Critique : En eaux troubles
C'est le genre de film qui revient comme un marronnier, chaque année ou presque, avec toujours les mêmes tenants et les mêmes aboutissants. Comme Boy A l'an dernier, comme plein d'autres avant eux, En eaux troubles décrit la sortie de prison d'un jeune homme enfermé pour un infanticide qu'il nie avoir commis et se retrouvant rapidement aux centre de toutes les attentions. Ici, le hasard place même sur son chemin la mère de l'enfant disparu, qui le reconnaît et tente alors de comprendre ce qui s'est réellement passé. Le Norvégien Erik Poppe explore les mécanismes de la culpabilité de Jan Thomas, qui tente de se forger une nouvelle vie en jouant de l'orgue dans une église d'Oslo, mais est à jamais hanté par les sombres images du passé.

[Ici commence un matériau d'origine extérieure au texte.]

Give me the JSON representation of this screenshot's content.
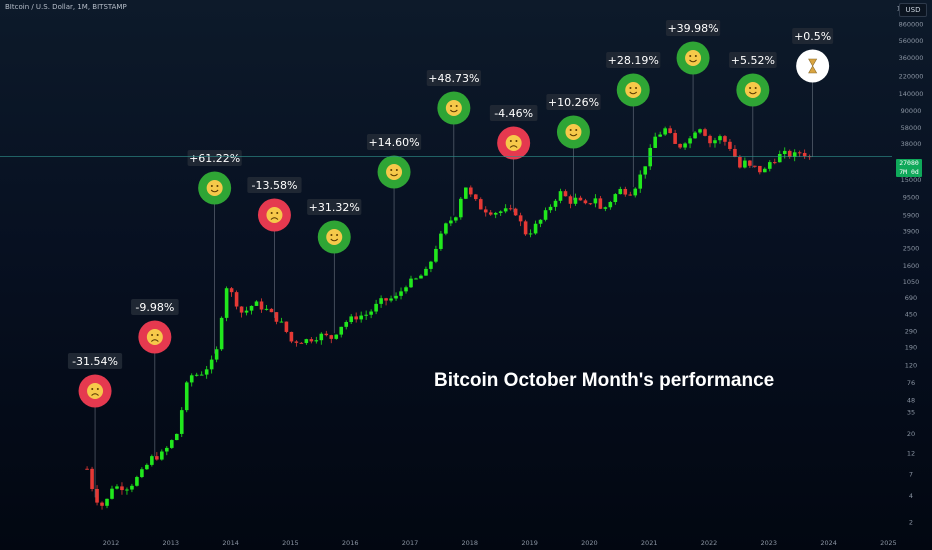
{
  "header": {
    "symbol": "BItcoin / U.S. Dollar, 1M, BITSTAMP",
    "currency": "USD"
  },
  "price_tag": {
    "price": "27080",
    "timer": "7M 0d"
  },
  "title": "Bitcoin October Month's performance",
  "colors": {
    "up": "#21e81d",
    "down": "#e53935",
    "bull_badge": "#2fa535",
    "bear_badge": "#e5394f",
    "pending_badge": "#ffffff",
    "label_bg": "#1f2733",
    "price_line": "#2e8f8a"
  },
  "chart_data": {
    "type": "candlestick",
    "title": "Bitcoin October Month's performance",
    "scale": "log",
    "ylim": [
      2,
      1300000
    ],
    "xlim": [
      2011.5,
      2025.1
    ],
    "y_ticks": [
      2,
      4,
      7,
      12,
      20,
      35,
      48,
      76,
      120,
      190,
      290,
      450,
      690,
      1050,
      1600,
      2500,
      3900,
      5900,
      9500,
      15000,
      23000,
      38000,
      58000,
      90000,
      140000,
      220000,
      360000,
      560000,
      860000,
      1300000
    ],
    "x_ticks": [
      "2012",
      "2013",
      "2014",
      "2015",
      "2016",
      "2017",
      "2018",
      "2019",
      "2020",
      "2021",
      "2022",
      "2023",
      "2024",
      "2025"
    ],
    "last_price": 27080,
    "october_performance": [
      {
        "year": 2011,
        "change": "-31.54%",
        "mood": "bear"
      },
      {
        "year": 2012,
        "change": "-9.98%",
        "mood": "bear"
      },
      {
        "year": 2013,
        "change": "+61.22%",
        "mood": "bull"
      },
      {
        "year": 2014,
        "change": "-13.58%",
        "mood": "bear"
      },
      {
        "year": 2015,
        "change": "+31.32%",
        "mood": "bull"
      },
      {
        "year": 2016,
        "change": "+14.60%",
        "mood": "bull"
      },
      {
        "year": 2017,
        "change": "+48.73%",
        "mood": "bull"
      },
      {
        "year": 2018,
        "change": "-4.46%",
        "mood": "bear"
      },
      {
        "year": 2019,
        "change": "+10.26%",
        "mood": "bull"
      },
      {
        "year": 2020,
        "change": "+28.19%",
        "mood": "bull"
      },
      {
        "year": 2021,
        "change": "+39.98%",
        "mood": "bull"
      },
      {
        "year": 2022,
        "change": "+5.52%",
        "mood": "bull"
      },
      {
        "year": 2023,
        "change": "+0.5%",
        "mood": "pending"
      }
    ],
    "monthly_closes": [
      [
        2011.6,
        8
      ],
      [
        2011.7,
        4.5
      ],
      [
        2011.8,
        3.2
      ],
      [
        2011.9,
        3
      ],
      [
        2012,
        5
      ],
      [
        2012.3,
        5
      ],
      [
        2012.5,
        7
      ],
      [
        2012.7,
        11
      ],
      [
        2012.8,
        11
      ],
      [
        2012.9,
        12.5
      ],
      [
        2013.1,
        20
      ],
      [
        2013.3,
        90
      ],
      [
        2013.5,
        95
      ],
      [
        2013.7,
        130
      ],
      [
        2013.8,
        198
      ],
      [
        2013.9,
        1000
      ],
      [
        2014.0,
        800
      ],
      [
        2014.2,
        450
      ],
      [
        2014.4,
        600
      ],
      [
        2014.6,
        500
      ],
      [
        2014.8,
        380
      ],
      [
        2014.9,
        320
      ],
      [
        2015,
        220
      ],
      [
        2015.3,
        230
      ],
      [
        2015.5,
        260
      ],
      [
        2015.7,
        240
      ],
      [
        2015.8,
        310
      ],
      [
        2015.9,
        360
      ],
      [
        2016.1,
        420
      ],
      [
        2016.3,
        450
      ],
      [
        2016.5,
        620
      ],
      [
        2016.8,
        700
      ],
      [
        2016.9,
        960
      ],
      [
        2017.1,
        1100
      ],
      [
        2017.3,
        1400
      ],
      [
        2017.4,
        2300
      ],
      [
        2017.6,
        4500
      ],
      [
        2017.8,
        6400
      ],
      [
        2017.9,
        14000
      ],
      [
        2018,
        10000
      ],
      [
        2018.2,
        7000
      ],
      [
        2018.4,
        6400
      ],
      [
        2018.6,
        6600
      ],
      [
        2018.8,
        6300
      ],
      [
        2018.9,
        3700
      ],
      [
        2019,
        3800
      ],
      [
        2019.2,
        5300
      ],
      [
        2019.4,
        8500
      ],
      [
        2019.5,
        10800
      ],
      [
        2019.7,
        8300
      ],
      [
        2019.8,
        9200
      ],
      [
        2019.9,
        7200
      ],
      [
        2020.1,
        9400
      ],
      [
        2020.2,
        6400
      ],
      [
        2020.4,
        9500
      ],
      [
        2020.5,
        11400
      ],
      [
        2020.7,
        10800
      ],
      [
        2020.8,
        13800
      ],
      [
        2020.9,
        19700
      ],
      [
        2021,
        29000
      ],
      [
        2021.1,
        45000
      ],
      [
        2021.3,
        57700
      ],
      [
        2021.4,
        37300
      ],
      [
        2021.5,
        35000
      ],
      [
        2021.6,
        41500
      ],
      [
        2021.7,
        43800
      ],
      [
        2021.8,
        61300
      ],
      [
        2021.9,
        57000
      ],
      [
        2022,
        38500
      ],
      [
        2022.2,
        45500
      ],
      [
        2022.3,
        37700
      ],
      [
        2022.4,
        31800
      ],
      [
        2022.5,
        19900
      ],
      [
        2022.6,
        23300
      ],
      [
        2022.7,
        20000
      ],
      [
        2022.8,
        20500
      ],
      [
        2022.9,
        17200
      ],
      [
        2023,
        23100
      ],
      [
        2023.2,
        28500
      ],
      [
        2023.3,
        29300
      ],
      [
        2023.4,
        27200
      ],
      [
        2023.5,
        30500
      ],
      [
        2023.6,
        29200
      ],
      [
        2023.7,
        26000
      ],
      [
        2023.75,
        27080
      ]
    ]
  }
}
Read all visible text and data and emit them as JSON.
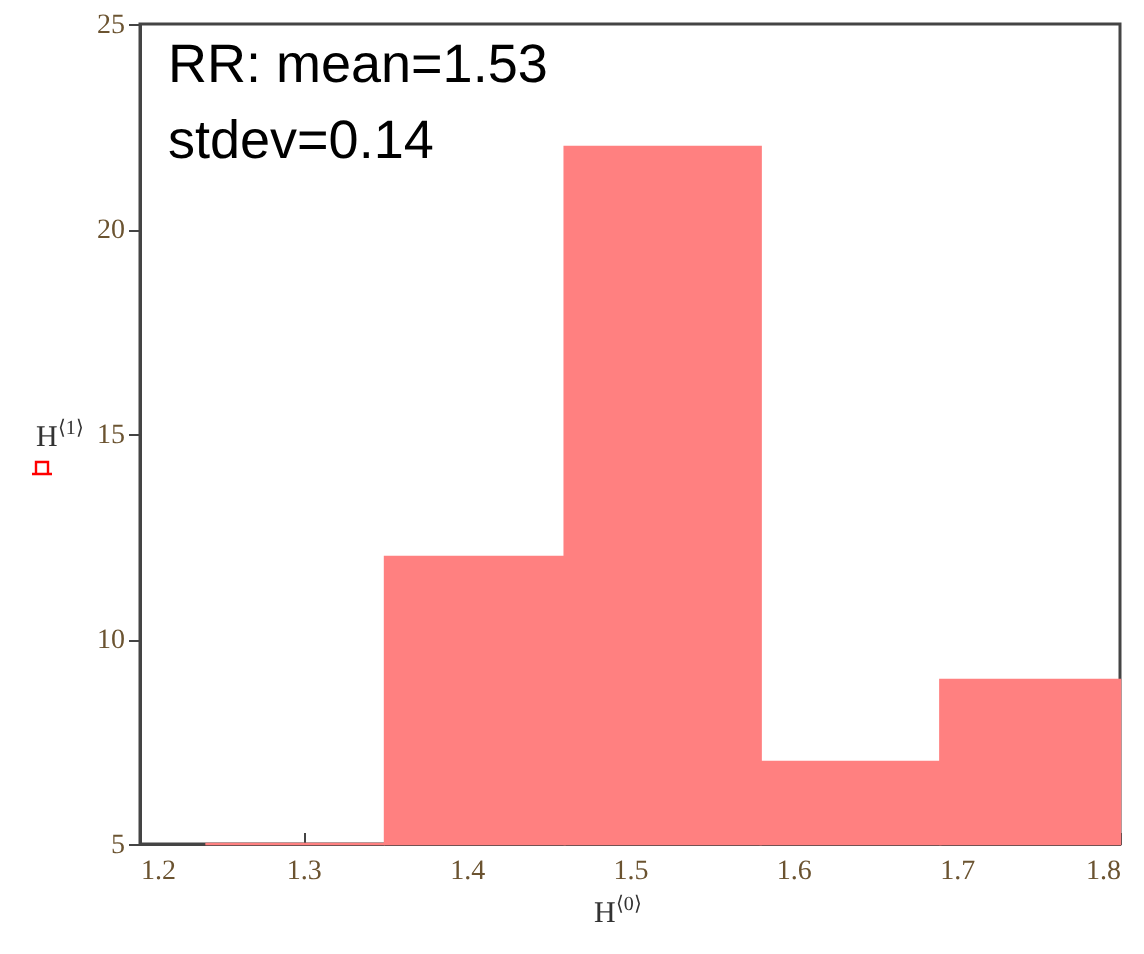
{
  "chart_data": {
    "type": "histogram",
    "xlabel": "H$^{⟨0⟩}$",
    "ylabel": "H$^{⟨1⟩}$",
    "bins": [
      1.24,
      1.35,
      1.46,
      1.58,
      1.69,
      1.8
    ],
    "values": [
      5,
      12,
      22,
      7,
      9
    ],
    "color": "#ff8080",
    "xlim": [
      1.2,
      1.8
    ],
    "xticks": [
      1.2,
      1.3,
      1.4,
      1.5,
      1.6,
      1.7,
      1.8
    ],
    "ylim": [
      5,
      25
    ],
    "yticks": [
      5,
      10,
      15,
      20,
      25
    ],
    "grid": false,
    "annotations": [
      "RR: mean=1.53",
      "stdev=0.14"
    ]
  }
}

L'un des problèmes d'En eaux troubles,
c'est qu'il place le spectateur le cul entre deux chaises sans jamais
se soucier de cet inconfort : le drame humain est régulièrement - et de
plus en plus - altéré par l'invasion de l'intrigue policière, la
question de la culpabilité de Jan Thomas étant assénée sous forme de
nombreux et lourds flashbacks. S'il s'agit évidemment d'un problème
central, la façon dont Poppe met en avant ces éléments appartenant au
passé tend à annihiler tout le beau travail fourni dans le temps
présent. À savoir la rencontre inopinée entre le bourreau supposé, en
quête de rédemption, et une victime à jamais marquée par ce drame. Se
produit un déséquilibre de plus en plus prégnant, qui empêche
régulièrement l'émotion d'affleurer, coupée dans son élan par un énième
retour en arrière. C'est à se demander s'il ne s'agirait pas d'un choix
délibéré de la part du réalisateur afin de ne pas sombrer dans le
mélodrame pleurnichard. Pourquoi pas ; mais quel est alors le réel but
du film ?
Reste que la résolution est plus réussie que prévue et permet à En eaux troubles
de finir sur une bonne note. L'interprétation de l'acteur principal,
Pål Sverre Valheim Hagen (ouf), y est aussi pour beaucoup : tout en
retenue, il laisse cependant deviner une terrible fêlure dont on ne
saisit pas immédiatement la nature. La mise en scène bleutée d'Erik
Poppe fait le reste : au final, En eaux troubles
séduit davantage par sa froideur que par l'émotion qu'il aurait pu
créer si cela avait intéressé son réalisateur. Ce qui sauve - en partie
- le film du déjà-vu mais l'empêche inexorablement de se montrer
marquant.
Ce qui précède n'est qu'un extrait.